Tentu saja kecerdasan otak siswa tidak berkembang. Otak perlu diasah
agar dapat bekerja dengan baik. Mencontek tidak ada manfaat apa-apa
untuk kecerdasan otak. Tanpa mencontek, kita bisa melatih dan mengasah
otak dengan hal-hal yang berguna.
Menurut Poedjinoegroho (2006), dampak yang timbul dari praktik
mencontek yang secara terus-menerus dilakukan akan mengakibatkan
ketidakjujuran. Jika tidak dihilangkan, niscaya akan muncul malapetaka:
peserta didik akan menanam kebiasaan berbuat tidak jujur, yang pada
saatnya nanti akan menjadi kandidat koruptor.
Menurut Vegawati, Oki dan Noviani (2004), pada saat dorongan tingkah
laku mencontek muncul, terjadilah proses atensi, yaitu muncul
ketertarikan terhadap dorongan karena adanya harapan mengenai hasil yang
akan dicapai jika ia mencontek. Pada proses retensi, faktor-faktor yang
memberikan atensi terhadap stimulus perilaku mencontek itu menjadi
sebuah informasi baru atau digunakan untuk mengingat kembali pengetahuan
maupun pengalaman mengenai perilaku mencontek, baik secara maya
(imaginary) maupun nyata (visual).
Jika masalah mencontek ini masih dianggap sepele oleh semua orang,
tidak ada respons dan tanggapan dari guru, kepala sekolah, pengawas,
dinas pendidikan, para pakar pendidikan, dan pengambil kebijakan dalam
bidang pendidikan, penulis pesimis dunia pendidikan tidak akan maju dan
mungkin orang-orang yang tidak jujur akan bekerja di semua sektor
kehidupan.
Karena adanya kesempatan, aktivitas mencontek menjadi leluasa untuk
dilakukan. Pengawasan guru yang renggang menjadi lebih mudah dalam
melakukan “usaha” mereka. Siswa memiliki motto sendiri, “posisi
menentukan prestasi”. Tempat duduk yang kurang diawasi adalah kesempatan
yang diinginkan oleh siswa. Sehingga mencontek pun dengan mudah
dilakukan tanpa adanya risiko.
Mencontek dapat dihilangkan dengan kesadaran siswa sendiri. Dengan
memandang ke depan dan memikirkan risiko apa yang akan mereka dapat.

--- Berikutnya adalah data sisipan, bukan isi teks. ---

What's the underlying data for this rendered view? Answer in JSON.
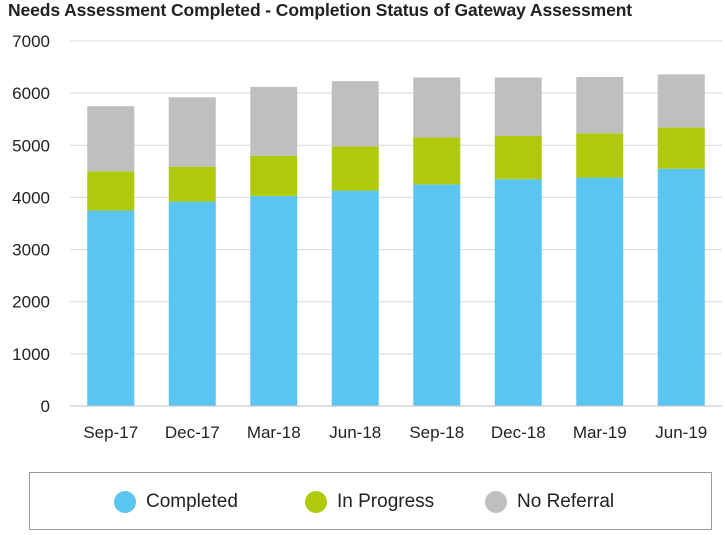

Nasihat-nasihat dari guru atau fasilitator perlu diberikan kepada
murid-muridnya. Kakak-kakak kelas yang menjadi panutan pun harus
menyadari risiko dari mencontek.
Berkreasi akan menyenangkan apabila dilakukan secara mandiri dan atas
pemikiran kita sendiri. Dengan tidak mencontek, kita bisa mengukur
seberapa kemampuan yang dimiliki, sehingga bisa ditingkatkan melalui
proses yang mungkin tidak mudah. Usaha melalui proses yang kita lakukan
pasti akan membuahkan hasil yang membanggakan dari pada usaha instan
yang dilakukan tanpa adanya proses dari diri kita sendiri.